Another cool visualization site

Zachary Johnson sent along a link to his new comparative politics data visualization website, the World Freedom Atlas. This is how he describes the site:

The World Freedom Atlas is a geovisualization tool for world statistics. It was designed for social scientists, journalists, NGO/IGO workers, and others who wish to have a better understanding of issues of freedom, democracy, human rights, and good governance. It covers the years 1990 to 2006.

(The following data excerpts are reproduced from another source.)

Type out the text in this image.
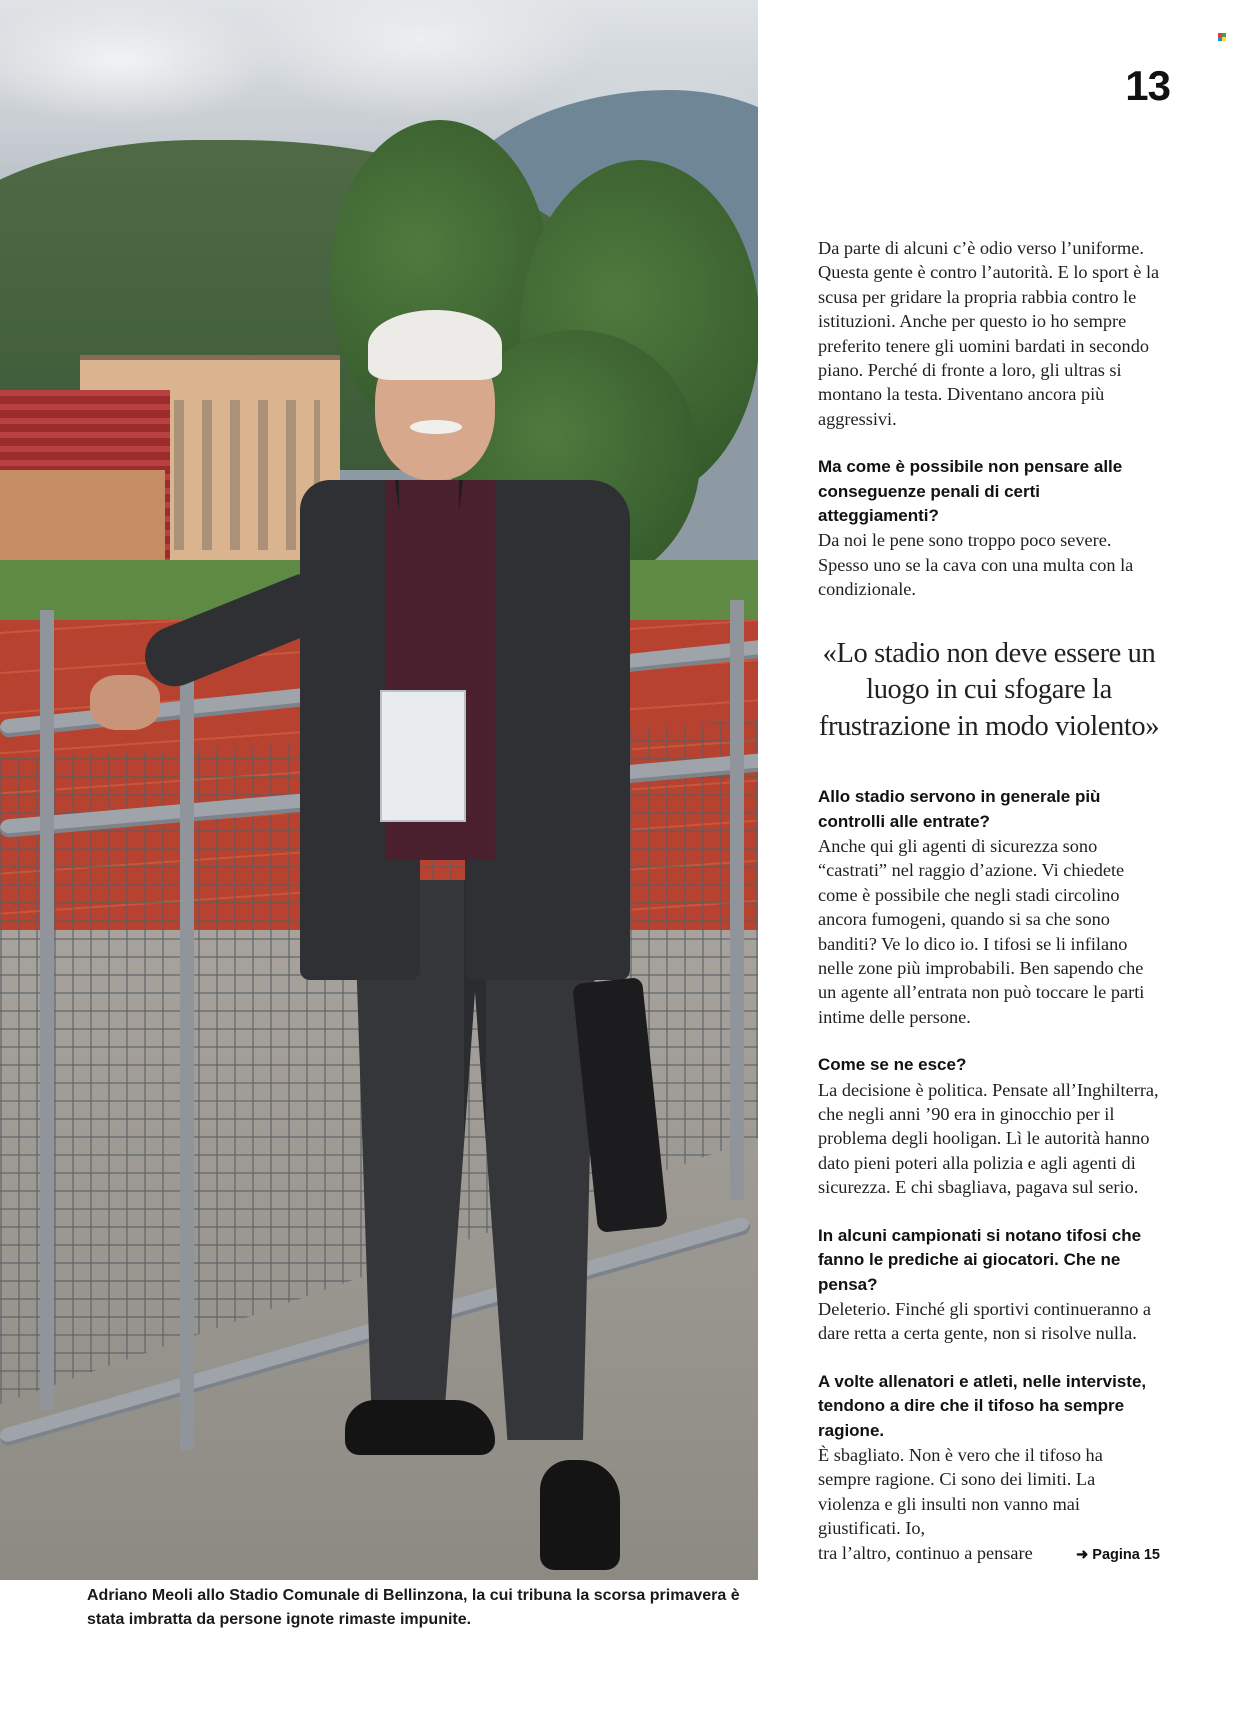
Adriano Meoli allo Stadio Comunale di Bellinzona, la cui tribuna la scorsa primavera è stata imbratta da persone ignote rimaste impunite.

13

Da parte di alcuni c’è odio verso l’uniforme. Questa gente è contro l’autorità. E lo sport è la scusa per gridare la propria rabbia contro le istituzioni. Anche per questo io ho sempre preferito tenere gli uomini bardati in secondo piano. Perché di fronte a loro, gli ultras si montano la testa. Diventano ancora più aggressivi.

Ma come è possibile non pensare alle conseguenze penali di certi atteggiamenti?

Da noi le pene sono troppo poco severe. Spesso uno se la cava con una multa con la condizionale.

«Lo stadio non deve essere un luogo in cui sfogare la frustrazione in modo violento»

Allo stadio servono in generale più controlli alle entrate?

Anche qui gli agenti di sicurezza sono “castrati” nel raggio d’azione. Vi chiedete come è possibile che negli stadi circolino ancora fumogeni, quando si sa che sono banditi? Ve lo dico io. I tifosi se li infilano nelle zone più improbabili. Ben sapendo che un agente all’entrata non può toccare le parti intime delle persone.

Come se ne esce?

La decisione è politica. Pensate all’Inghilterra, che negli anni ’90 era in ginocchio per il problema degli hooligan. Lì le autorità hanno dato pieni poteri alla polizia e agli agenti di sicurezza. E chi sbagliava, pagava sul serio.

In alcuni campionati si notano tifosi che fanno le prediche ai giocatori. Che ne pensa?

Deleterio. Finché gli sportivi continueranno a dare retta a certa gente, non si risolve nulla.

A volte allenatori e atleti, nelle interviste, tendono a dire che il tifoso ha sempre ragione.

È sbagliato. Non è vero che il tifoso ha sempre ragione. Ci sono dei limiti. La violenza e gli insulti non vanno mai giustificati. Io,

tra l’altro, continuo a pensare	➜ Pagina 15
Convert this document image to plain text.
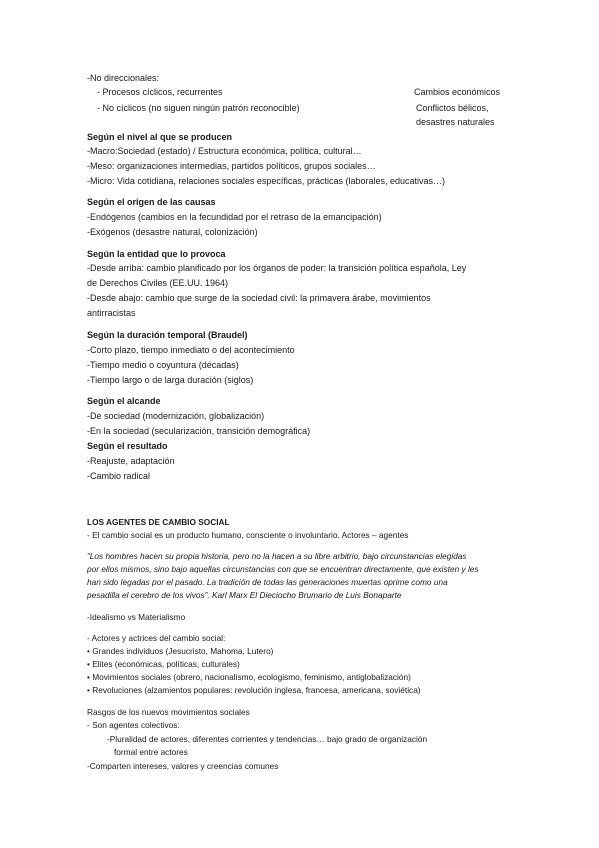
-No direccionales:
- Procesos cíclicos, recurrentes
- No cíclicos (no siguen ningún patrón reconocible)
Cambios económicos
Conflictos bélicos,
desastres naturales
Según el nivel al que se producen
-Macro:Sociedad (estado) / Estructura económica, política, cultural…
-Meso: organizaciones intermedias, partidos políticos, grupos sociales…
-Micro: Vida cotidiana, relaciones sociales específicas, prácticas (laborales, educativas…)
Según el origen de las causas
-Endógenos (cambios en la fecundidad por el retraso de la emancipación)
-Exógenos (desastre natural, colonización)
Según la entidad que lo provoca
-Desde arriba: cambio planificado por los órganos de poder: la transición política española, Ley
de Derechos Civiles (EE.UU. 1964)
-Desde abajo: cambio que surge de la sociedad civil: la primavera árabe, movimientos
antirracistas
Según la duración temporal (Braudel)
-Corto plazo, tiempo inmediato o del acontecimiento
-Tiempo medio o coyuntura (décadas)
-Tiempo largo o de larga duración (siglos)
Según el alcande
-De sociedad (modernización, globalización)
-En la sociedad (secularización, transición demográfica)
Según el resultado
-Reajuste, adaptación
-Cambio radical
LOS AGENTES DE CAMBIO SOCIAL
- El cambio social es un producto humano, consciente o involuntario. Actores – agentes
“Los hombres hacen su propia historia, pero no la hacen a su libre arbitrio, bajo circunstancias elegidas
por ellos mismos, sino bajo aquellas circunstancias con que se encuentran directamente, que existen y les
han sido legadas por el pasado. La tradición de todas las generaciones muertas oprime como una
pesadilla el cerebro de los vivos”. Karl Marx El Dieciocho Brumario de Luis Bonaparte
-Idealismo vs Materialismo
- Actores y actrices del cambio social:
• Grandes individuos (Jesucristo, Mahoma, Lutero)
• Elites (económicas, políticas, culturales)
• Movimientos sociales (obrero, nacionalismo, ecologismo, feminismo, antiglobalización)
• Revoluciones (alzamientos populares: revolución inglesa, francesa, americana, soviética)
Rasgos de los nuevos movimientos sociales
- Son agentes colectivos:
-Pluralidad de actores, diferentes corrientes y tendencias… bajo grado de organización
formal entre actores
-Comparten intereses, valores y creencias comunes
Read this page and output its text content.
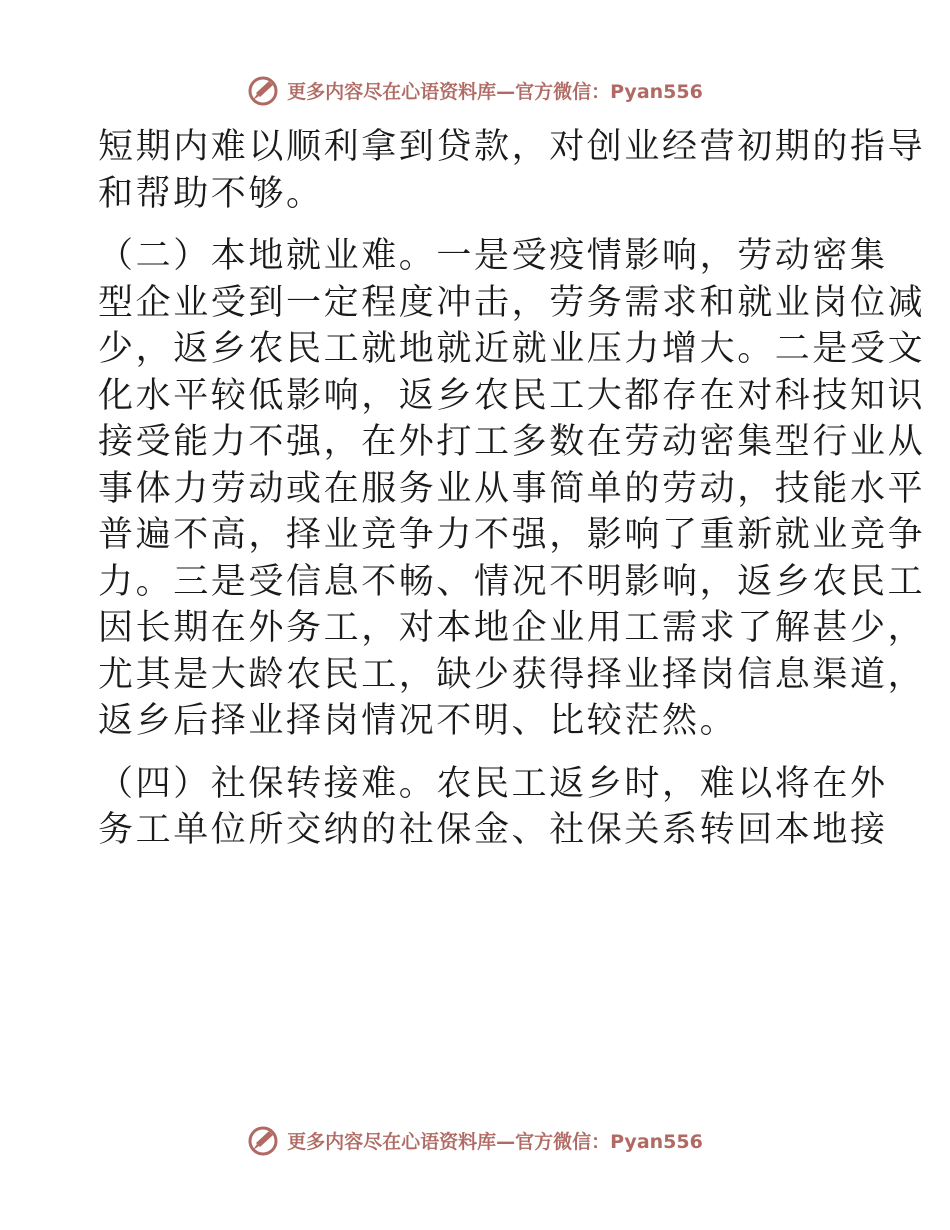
更多内容尽在心语资料库—官方微信：Pyan556
短期内难以顺利拿到贷款，对创业经营初期的指导
和帮助不够。
（二）本地就业难。一是受疫情影响，劳动密集
型企业受到一定程度冲击，劳务需求和就业岗位减
少，返乡农民工就地就近就业压力增大。二是受文
化水平较低影响，返乡农民工大都存在对科技知识
接受能力不强，在外打工多数在劳动密集型行业从
事体力劳动或在服务业从事简单的劳动，技能水平
普遍不高，择业竞争力不强，影响了重新就业竞争
力。三是受信息不畅、情况不明影响，返乡农民工
因长期在外务工，对本地企业用工需求了解甚少，
尤其是大龄农民工，缺少获得择业择岗信息渠道，
返乡后择业择岗情况不明、比较茫然。
（四）社保转接难。农民工返乡时，难以将在外
务工单位所交纳的社保金、社保关系转回本地接
更多内容尽在心语资料库—官方微信：Pyan556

When I took a look around, I was impressed. The site allows you to pick variables, compare variables from different years (which makes it easy to compare, say, polity scores in 1995 with the level of corruption 5 years later), produce interactive scatterplots and boxplots, etc. The data is taken from existing published sources, some of it good and some of it less so (I have a particular beef with the Vanhanen "Index of Democratization", which has always struck me as possibly the silliest attempt to measure a concept yet produced in the comparative politics literature). A couple of suggestions to incorporate in the next version: When you brush a point in the scatterplot, it only brings up the name of one country. Given the lumpiness of the data, this often conceals several other country names. Also, it would be nice to incorporate a function that allows you to print out nice image files of particular map/scatterplots/etc. I don't know how hard that would be to do. All in all, it's worth a look.